El colofón, ya digo, fue un estropicio.
Su “Anatomía de un farsante” sólo se leyó en sus labios. Una pena.
Y Sánchez, más chulo que Carlos el Yoyas, como suele, afirmó que “la izquierda no pide permiso ni perdón para gobernar” e insistió en la inocencia de su peón caído.
Por lo demás, la peneuvista Maribel Vaquero minusvaloró la “mal llamada ‘Transición’” y Cristina Valido, de Coalición Canaria, le pidió al presidente que exija “a Aena el cumplimiento del trato singular que merecen los aeropuertos” del archipiélago, mientras este sonreía como diciéndole: “Sí, sí, espérate sentada”.
Ester Muñoz le preguntó a la visepreci si “sabe cuánto cuesta una docena de huevos” o llenar el depósito de gasolina, y Montero salió por Mazón, ea, y alabó a su venerado líder por la “imagen que proyecta en la esfera internacional”.

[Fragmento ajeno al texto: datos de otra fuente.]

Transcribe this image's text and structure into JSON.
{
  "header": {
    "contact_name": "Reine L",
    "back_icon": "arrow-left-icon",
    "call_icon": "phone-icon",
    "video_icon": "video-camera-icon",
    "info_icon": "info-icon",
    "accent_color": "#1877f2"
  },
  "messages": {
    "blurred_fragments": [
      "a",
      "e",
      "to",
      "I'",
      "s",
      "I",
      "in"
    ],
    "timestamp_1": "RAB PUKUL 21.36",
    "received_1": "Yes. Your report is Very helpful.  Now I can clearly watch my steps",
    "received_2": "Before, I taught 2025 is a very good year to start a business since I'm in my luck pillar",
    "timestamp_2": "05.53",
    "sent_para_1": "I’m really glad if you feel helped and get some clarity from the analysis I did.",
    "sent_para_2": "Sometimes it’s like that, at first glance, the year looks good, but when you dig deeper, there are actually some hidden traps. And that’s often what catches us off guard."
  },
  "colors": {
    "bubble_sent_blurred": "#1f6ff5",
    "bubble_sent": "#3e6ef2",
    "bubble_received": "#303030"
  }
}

Un saludo a la planetaria Leire Pajín.
Tellado comparó a Bolaños con la Bruja Lola –¿seguirá viva?– y le preguntó si “sigue defendiendo que la verdad se ha abierto paso” con la condena al fiscal. El ministro ministril: “El salvajismo habitual de sus palabras no sorprende a nadie.
Va a tener que dedicarse al canibalismo, si quiere llamar la atención”. Manifestó su “discrepancia” respecto al fallo del Supremo, alabó a Peramato y concluyó a lo crooner: “El Gobierno gobierna, el Gobierno acierta, y ustedes, a chupar banquillo una temporada más.
Graciaaas”. A Cuca Gamarra se la dejó botando: “Chupando banquillo, realmente, los secretarios de Organización del PSOE”.
Ese chiste, a diferencia de la chorrada desatinada de Feijóo, sí que hizo pupa.